Rent payment delays put unnecessary financial stress on landlords and housing companies. Open banking provides global access to information about a tenant’s current financial wellbeing and ability to make rent payments, including when tenants are foreign nationals. It also allows tenants to prove creditworthiness to landlords by sharing their income information with landlords directly and securely.
7. Debt collection
Debt collection is about understanding the true financial health of a customer and helping them settle their debts. Open banking adds a layer of cash flow information previously not available to debt collection agencies, enabling them to more efficiently collect and refinance debt.
Customers are increasingly choosing to pay for insurance in monthly installments. Open banking can be used to evaluate customer creditworthiness before providing the insurance product, and to reduce credit risk associated with financing larger insurance products.

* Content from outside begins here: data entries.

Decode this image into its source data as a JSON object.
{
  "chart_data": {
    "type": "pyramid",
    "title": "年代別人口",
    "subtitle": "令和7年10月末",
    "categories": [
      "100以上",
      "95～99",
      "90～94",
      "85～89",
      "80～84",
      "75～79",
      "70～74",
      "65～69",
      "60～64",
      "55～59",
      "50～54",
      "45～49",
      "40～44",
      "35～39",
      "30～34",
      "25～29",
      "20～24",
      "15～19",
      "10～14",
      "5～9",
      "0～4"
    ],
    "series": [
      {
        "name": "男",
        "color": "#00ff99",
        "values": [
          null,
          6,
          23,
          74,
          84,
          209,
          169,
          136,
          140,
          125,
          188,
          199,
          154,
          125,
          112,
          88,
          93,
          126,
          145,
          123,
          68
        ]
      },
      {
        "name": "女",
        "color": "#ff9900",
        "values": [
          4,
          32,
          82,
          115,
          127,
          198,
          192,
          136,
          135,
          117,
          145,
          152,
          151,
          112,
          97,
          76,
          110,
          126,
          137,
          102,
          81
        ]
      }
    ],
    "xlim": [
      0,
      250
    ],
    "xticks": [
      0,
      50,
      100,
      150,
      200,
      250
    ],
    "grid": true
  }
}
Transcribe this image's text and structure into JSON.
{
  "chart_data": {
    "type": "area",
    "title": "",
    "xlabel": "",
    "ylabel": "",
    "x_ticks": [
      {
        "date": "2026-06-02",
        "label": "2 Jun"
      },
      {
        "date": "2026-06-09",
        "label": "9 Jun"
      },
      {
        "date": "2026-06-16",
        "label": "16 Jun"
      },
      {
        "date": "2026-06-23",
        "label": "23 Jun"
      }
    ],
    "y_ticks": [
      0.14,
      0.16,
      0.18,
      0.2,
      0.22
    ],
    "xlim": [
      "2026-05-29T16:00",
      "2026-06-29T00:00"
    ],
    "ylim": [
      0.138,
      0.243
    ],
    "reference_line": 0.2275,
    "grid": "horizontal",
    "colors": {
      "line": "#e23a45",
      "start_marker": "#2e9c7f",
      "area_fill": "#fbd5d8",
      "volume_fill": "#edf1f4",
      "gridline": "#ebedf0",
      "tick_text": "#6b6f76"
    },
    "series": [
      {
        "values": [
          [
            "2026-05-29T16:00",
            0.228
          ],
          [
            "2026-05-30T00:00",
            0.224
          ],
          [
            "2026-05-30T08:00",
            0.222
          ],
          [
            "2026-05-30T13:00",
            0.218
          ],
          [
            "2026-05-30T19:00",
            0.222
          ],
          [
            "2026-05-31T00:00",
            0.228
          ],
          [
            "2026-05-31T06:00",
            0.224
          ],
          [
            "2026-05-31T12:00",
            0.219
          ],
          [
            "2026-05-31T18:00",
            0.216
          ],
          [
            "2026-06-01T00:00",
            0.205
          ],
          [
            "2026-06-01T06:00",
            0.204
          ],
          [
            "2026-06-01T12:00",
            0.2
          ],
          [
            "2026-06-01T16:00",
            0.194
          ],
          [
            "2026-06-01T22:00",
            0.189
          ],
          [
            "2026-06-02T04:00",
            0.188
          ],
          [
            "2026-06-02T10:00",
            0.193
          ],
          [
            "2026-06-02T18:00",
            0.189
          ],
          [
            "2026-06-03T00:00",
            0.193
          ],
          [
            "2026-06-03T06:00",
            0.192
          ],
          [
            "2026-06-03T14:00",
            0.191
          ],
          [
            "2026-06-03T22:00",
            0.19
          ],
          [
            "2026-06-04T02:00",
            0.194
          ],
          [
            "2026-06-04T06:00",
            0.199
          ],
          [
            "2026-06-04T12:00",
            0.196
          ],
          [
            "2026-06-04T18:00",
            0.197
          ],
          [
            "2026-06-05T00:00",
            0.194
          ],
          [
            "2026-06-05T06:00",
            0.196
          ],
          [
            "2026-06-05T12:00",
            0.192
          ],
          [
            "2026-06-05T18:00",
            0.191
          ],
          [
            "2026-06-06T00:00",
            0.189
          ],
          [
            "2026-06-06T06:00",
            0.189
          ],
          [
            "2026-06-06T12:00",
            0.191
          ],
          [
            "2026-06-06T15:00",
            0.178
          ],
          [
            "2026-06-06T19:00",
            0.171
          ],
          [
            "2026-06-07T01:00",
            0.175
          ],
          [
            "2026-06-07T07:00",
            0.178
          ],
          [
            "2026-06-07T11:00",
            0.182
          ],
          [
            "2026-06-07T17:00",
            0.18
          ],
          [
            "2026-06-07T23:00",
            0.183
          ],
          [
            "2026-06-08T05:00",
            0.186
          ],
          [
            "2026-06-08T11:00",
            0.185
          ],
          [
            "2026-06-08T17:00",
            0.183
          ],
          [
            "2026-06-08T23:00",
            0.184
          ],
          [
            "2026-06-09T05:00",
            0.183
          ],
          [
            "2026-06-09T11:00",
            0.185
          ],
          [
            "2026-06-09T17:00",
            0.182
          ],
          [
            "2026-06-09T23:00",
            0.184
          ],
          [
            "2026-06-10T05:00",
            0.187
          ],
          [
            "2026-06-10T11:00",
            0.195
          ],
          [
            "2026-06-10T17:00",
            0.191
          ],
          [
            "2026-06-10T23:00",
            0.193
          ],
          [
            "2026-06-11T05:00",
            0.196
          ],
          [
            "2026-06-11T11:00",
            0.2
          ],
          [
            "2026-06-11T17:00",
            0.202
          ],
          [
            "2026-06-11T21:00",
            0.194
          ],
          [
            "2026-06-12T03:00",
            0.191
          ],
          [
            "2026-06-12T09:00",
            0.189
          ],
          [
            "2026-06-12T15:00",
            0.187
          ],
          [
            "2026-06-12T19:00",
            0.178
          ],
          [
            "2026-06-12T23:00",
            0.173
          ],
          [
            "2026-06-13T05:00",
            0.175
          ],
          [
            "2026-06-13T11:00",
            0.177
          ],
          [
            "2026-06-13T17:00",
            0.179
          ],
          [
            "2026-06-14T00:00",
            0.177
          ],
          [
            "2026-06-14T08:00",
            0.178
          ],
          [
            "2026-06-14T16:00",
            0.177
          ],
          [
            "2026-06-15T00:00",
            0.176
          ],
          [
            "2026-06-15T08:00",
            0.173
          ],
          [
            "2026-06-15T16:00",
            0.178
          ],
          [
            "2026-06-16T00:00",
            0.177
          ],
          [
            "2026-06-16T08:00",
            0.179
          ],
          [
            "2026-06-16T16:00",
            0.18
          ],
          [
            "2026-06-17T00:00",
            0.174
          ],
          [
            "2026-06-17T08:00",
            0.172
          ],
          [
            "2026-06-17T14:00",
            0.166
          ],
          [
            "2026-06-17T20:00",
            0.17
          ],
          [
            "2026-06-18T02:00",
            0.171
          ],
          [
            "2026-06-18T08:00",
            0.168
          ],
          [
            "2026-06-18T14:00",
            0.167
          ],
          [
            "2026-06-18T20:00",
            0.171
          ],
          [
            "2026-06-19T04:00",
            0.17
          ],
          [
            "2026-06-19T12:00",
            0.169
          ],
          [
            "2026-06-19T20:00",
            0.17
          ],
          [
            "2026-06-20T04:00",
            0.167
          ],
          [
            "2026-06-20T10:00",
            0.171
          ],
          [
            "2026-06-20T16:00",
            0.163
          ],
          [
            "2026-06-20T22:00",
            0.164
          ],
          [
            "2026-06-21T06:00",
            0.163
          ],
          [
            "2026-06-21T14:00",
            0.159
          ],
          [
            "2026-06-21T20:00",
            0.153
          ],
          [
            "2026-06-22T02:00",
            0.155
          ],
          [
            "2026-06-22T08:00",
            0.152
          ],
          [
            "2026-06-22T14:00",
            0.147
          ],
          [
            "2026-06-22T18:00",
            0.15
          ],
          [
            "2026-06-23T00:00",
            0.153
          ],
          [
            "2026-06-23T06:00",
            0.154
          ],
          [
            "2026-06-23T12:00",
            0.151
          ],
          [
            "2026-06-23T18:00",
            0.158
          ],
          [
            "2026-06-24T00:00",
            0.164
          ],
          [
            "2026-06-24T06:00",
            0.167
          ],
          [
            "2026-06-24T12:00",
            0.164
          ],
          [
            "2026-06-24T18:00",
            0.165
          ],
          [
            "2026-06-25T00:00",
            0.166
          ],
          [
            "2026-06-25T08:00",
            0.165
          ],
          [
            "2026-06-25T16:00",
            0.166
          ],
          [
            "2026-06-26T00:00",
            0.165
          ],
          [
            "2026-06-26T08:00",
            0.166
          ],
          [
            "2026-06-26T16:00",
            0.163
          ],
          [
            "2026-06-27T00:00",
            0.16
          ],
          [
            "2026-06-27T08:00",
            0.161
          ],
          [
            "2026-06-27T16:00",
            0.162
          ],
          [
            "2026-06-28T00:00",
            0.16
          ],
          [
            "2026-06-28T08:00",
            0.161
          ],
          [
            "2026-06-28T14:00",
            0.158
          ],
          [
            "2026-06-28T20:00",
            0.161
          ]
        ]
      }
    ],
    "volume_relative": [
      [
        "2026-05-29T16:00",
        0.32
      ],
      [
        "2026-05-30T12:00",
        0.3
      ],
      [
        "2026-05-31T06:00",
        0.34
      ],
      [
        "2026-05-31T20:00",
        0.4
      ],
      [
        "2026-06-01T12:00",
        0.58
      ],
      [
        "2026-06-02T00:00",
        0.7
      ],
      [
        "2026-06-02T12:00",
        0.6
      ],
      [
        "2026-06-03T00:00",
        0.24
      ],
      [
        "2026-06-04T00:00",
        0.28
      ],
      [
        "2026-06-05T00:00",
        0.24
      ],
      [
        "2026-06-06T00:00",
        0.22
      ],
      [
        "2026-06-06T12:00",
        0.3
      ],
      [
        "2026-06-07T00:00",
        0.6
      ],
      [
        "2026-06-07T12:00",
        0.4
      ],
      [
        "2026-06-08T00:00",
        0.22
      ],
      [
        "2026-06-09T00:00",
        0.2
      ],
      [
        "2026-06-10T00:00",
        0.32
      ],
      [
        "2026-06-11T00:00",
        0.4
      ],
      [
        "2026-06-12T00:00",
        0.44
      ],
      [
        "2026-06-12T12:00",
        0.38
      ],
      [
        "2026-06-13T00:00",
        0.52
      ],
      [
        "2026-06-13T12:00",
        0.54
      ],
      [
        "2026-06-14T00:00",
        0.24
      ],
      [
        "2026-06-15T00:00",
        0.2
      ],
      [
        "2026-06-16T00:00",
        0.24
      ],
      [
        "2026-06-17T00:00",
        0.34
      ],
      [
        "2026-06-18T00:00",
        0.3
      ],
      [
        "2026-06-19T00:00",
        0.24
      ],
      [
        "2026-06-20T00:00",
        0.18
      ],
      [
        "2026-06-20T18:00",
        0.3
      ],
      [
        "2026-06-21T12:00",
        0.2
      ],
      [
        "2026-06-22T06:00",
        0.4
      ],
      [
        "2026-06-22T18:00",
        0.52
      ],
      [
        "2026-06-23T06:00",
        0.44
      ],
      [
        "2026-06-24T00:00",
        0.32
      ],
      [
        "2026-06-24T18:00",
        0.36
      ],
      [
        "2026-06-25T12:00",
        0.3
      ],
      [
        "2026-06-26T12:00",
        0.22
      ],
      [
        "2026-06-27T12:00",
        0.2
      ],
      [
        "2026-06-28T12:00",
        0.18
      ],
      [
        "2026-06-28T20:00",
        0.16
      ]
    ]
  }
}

Open banking enables a frictionless customer experience when authorizing payments in mobile wallets, gaming sites, investment platforms and other transactional applications. It enables various platforms to allow their customers to authorize payments to and from their personal bank accounts without the need to send their bank statements.
What’s coming next?
While we’ve taken a look at the industries where open banking disruptors are currently changing the course of “business as usual” – the effects of financial services innovation won’t stop there. Helped along by progressive legislation, new fintech startups are constantly increasing the use cases for open banking. Just like with online shopping, once consumers get used to the convenience of going digital it’ll be hard to convince them to come back to using legacy technologies. Verticals like personal finance are patiently waiting for the next “Amazon” to come in and completely change the industry, so watch this space!